What's Up at ORU?

A scandal is brewing at Oral Roberts University. The founder's son, now president of ORU, is accused of financial misconduct.

Richard Roberts is accused of illegal involvement in a local political campaign and lavish spending at donors' expense, including numerous home remodeling projects, use of the university jet for his daughter's senior trip to the Bahamas, and a red Mercedes convertible and a Lexus SUV for his wife, Lindsay.

His wife is accused of dropping tens of thousands of dollars on clothes, awarding nonacademic scholarships to friends of her children and sending scores of text messages on university-issued cellphones to people described in the lawsuit as "underage males."

At a chapel service this week on the 5,300-student campus known for its 60-foot-tall bronze sculpture of praying hands, Roberts said God told him: "We live in a litigious society. Anyone can get mad and file a lawsuit against another person whether they have a legitimate case or not. This lawsuit . . . is about intimidation, blackmail and extortion." MORE

The ORU web site has statements from Roberts and the ORU board chairman. It will be interesting to how this develops. Usually these sort of accusations are easily proven, or disproven, with financial records. If it is just a matter of lavish spending then there may not be anything illegal. It certainly sounds inappropriate, though.
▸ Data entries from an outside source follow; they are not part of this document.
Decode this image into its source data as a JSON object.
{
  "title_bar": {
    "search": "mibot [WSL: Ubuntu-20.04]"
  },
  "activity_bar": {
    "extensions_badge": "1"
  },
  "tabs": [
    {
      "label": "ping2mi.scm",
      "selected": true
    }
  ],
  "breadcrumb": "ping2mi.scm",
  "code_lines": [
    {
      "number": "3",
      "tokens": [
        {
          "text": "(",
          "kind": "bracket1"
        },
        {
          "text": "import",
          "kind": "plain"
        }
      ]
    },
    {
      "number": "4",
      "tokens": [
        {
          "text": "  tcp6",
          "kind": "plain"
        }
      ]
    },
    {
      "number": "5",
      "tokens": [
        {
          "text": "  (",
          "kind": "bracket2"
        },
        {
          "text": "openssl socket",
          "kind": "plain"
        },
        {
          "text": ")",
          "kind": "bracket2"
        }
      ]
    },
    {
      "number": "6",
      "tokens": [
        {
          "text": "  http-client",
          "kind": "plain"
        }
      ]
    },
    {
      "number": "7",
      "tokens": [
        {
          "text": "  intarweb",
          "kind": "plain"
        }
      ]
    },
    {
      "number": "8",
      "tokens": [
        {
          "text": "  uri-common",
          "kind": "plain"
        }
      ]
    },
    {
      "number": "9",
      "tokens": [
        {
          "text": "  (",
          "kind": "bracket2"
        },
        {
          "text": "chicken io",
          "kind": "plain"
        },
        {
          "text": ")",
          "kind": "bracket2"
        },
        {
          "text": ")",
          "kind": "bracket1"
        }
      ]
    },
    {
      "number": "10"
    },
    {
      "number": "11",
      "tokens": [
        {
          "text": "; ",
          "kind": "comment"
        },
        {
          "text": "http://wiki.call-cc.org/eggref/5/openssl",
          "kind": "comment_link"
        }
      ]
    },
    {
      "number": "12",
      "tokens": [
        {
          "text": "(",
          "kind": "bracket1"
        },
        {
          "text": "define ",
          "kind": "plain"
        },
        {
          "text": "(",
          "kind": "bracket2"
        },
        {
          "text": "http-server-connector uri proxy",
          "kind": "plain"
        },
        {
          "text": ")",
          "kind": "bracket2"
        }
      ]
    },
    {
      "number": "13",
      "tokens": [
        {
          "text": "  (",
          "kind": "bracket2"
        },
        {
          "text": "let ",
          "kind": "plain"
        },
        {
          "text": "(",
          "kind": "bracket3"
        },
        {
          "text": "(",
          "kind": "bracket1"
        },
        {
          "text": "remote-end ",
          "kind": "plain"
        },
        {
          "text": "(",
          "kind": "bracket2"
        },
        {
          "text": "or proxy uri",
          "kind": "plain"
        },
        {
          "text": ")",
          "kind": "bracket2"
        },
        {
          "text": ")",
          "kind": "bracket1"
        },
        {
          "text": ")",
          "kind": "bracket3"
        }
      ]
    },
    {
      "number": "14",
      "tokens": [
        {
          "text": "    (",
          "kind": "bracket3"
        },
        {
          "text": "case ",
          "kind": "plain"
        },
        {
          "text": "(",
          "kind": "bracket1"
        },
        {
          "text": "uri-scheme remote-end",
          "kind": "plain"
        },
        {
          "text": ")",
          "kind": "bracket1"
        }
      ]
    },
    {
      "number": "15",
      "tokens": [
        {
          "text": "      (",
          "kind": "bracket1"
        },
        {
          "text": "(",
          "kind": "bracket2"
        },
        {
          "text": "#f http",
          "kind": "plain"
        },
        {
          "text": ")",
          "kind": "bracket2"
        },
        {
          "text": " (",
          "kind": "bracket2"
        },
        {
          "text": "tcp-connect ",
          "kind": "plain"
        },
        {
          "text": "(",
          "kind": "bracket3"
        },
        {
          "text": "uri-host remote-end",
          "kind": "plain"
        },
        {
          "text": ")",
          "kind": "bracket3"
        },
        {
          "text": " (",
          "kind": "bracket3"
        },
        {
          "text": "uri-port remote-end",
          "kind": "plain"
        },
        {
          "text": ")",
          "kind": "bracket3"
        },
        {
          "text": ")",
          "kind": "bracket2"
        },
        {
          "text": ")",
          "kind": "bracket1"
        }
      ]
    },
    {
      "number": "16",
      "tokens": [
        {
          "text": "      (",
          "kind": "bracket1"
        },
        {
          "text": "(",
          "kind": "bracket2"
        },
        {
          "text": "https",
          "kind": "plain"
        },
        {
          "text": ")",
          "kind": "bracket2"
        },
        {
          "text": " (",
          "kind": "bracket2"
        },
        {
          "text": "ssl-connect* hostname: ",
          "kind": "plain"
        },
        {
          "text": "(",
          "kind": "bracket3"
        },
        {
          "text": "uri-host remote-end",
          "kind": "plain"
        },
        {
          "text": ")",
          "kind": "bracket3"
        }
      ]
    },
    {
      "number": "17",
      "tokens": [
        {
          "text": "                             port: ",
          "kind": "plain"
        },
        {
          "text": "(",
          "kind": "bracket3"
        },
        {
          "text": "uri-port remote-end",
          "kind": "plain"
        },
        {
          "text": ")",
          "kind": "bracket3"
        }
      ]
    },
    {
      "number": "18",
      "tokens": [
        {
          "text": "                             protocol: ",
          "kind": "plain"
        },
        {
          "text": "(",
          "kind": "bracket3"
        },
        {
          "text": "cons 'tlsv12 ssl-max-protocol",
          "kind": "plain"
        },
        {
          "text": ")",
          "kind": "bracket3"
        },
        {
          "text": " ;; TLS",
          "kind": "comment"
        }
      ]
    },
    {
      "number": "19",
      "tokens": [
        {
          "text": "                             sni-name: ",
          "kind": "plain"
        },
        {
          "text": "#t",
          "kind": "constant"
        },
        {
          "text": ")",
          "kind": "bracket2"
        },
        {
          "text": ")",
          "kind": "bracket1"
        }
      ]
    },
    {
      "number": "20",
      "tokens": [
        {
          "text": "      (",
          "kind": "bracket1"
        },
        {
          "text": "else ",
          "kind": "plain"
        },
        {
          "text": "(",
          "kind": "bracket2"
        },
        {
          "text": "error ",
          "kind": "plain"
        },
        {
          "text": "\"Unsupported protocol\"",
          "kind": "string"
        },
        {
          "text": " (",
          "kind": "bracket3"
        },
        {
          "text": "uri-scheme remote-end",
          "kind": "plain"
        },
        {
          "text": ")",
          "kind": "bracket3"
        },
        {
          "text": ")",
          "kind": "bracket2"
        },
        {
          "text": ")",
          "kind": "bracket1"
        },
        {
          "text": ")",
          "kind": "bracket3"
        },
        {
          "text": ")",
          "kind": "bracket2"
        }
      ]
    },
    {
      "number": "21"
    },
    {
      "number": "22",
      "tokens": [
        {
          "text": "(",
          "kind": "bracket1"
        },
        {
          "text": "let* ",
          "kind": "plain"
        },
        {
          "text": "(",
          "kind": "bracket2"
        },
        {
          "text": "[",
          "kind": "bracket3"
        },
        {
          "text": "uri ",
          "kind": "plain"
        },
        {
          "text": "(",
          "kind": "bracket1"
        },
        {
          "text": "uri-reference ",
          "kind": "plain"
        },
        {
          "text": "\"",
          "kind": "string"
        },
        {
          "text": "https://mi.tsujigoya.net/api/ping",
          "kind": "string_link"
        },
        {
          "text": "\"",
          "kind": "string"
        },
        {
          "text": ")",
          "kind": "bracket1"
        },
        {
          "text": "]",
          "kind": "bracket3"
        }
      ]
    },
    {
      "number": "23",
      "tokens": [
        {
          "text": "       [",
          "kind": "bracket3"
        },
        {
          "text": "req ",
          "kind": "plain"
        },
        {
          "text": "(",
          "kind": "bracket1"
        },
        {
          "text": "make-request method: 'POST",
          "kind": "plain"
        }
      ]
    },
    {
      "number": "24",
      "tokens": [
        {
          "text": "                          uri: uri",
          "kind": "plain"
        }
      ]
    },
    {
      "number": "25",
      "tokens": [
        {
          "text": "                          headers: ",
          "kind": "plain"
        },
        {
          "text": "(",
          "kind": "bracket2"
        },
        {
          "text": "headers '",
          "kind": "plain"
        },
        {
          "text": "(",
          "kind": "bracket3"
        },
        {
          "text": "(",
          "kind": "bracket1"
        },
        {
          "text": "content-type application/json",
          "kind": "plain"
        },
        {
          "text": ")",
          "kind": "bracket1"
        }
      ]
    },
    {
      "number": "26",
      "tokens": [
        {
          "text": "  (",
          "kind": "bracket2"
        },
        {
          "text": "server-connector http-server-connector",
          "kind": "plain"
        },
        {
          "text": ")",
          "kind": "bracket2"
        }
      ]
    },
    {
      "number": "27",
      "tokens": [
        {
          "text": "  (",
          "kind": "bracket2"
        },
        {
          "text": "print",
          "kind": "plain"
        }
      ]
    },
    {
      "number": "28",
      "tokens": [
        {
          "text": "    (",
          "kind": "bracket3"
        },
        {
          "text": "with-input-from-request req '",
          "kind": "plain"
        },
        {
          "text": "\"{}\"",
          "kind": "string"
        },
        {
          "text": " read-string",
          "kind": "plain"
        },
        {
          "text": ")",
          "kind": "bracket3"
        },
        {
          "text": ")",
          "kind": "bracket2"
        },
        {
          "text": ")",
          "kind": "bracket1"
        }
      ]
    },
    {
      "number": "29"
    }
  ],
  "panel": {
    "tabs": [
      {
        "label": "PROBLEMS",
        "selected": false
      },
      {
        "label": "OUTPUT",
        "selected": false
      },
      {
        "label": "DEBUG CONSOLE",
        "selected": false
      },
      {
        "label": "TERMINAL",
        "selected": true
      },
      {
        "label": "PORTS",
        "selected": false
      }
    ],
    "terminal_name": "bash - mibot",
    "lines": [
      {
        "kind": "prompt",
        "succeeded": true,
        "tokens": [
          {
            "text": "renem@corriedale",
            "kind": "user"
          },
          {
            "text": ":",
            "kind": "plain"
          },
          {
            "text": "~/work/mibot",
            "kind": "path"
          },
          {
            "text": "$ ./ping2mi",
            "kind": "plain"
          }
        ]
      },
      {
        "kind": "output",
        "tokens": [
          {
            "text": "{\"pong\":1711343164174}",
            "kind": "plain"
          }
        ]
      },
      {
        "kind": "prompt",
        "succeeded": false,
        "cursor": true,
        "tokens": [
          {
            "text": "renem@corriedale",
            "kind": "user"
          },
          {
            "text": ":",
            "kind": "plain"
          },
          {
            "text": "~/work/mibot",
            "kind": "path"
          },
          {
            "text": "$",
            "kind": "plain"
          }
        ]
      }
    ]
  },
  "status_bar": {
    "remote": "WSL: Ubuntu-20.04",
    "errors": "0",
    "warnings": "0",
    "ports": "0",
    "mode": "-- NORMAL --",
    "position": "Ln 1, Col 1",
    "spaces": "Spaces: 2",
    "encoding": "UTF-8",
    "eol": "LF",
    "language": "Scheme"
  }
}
Coincidentally, just this week David Kuo had an interesting story on his blog:

One friend of mine in Texas recently inquired to see if a prominent preacher could speak at her conference. The minister’s assistant faxed back a list of requirements that had to be met in order to book a speaking engagement. The demands included:
- a five-figure honorarium
- a $10,000 gasoline deposit for the private plane
- a manicurist and hairstylist for the speaker
- a suite in a five-star hotel
- a luxury car from the airport to the hotel (2004 model or newer)
- room-temperature Perrier

While ministers should obviously be paid fairly for their efforts, I have to wonder about the sincerity of a "preacher" who insists on such luxuries. Spreading the message of Christ is its own reward. This sort of this is apparently not that unusual among the "celebrity" evangelical and fundamentalist preachers. Steven Taylor at Poliblog had this to say about the ORU situation:

The whole thing has the feel of sultanistic dictators and their families, like the Somozas in Nicaragua or the Duvaliers in Haiti, wherein the leader runs a situation (a university or country) like it is their own personal piggy bank while all the while pretending like they are serving some greater good.

Of course, the fact that Oral Roberts thought it was a good idea to name the university after himself in the first place underscores that perhaps he wasn’t as interested in glorifying God as he claimed.

Sad to say, I can't disagree too much.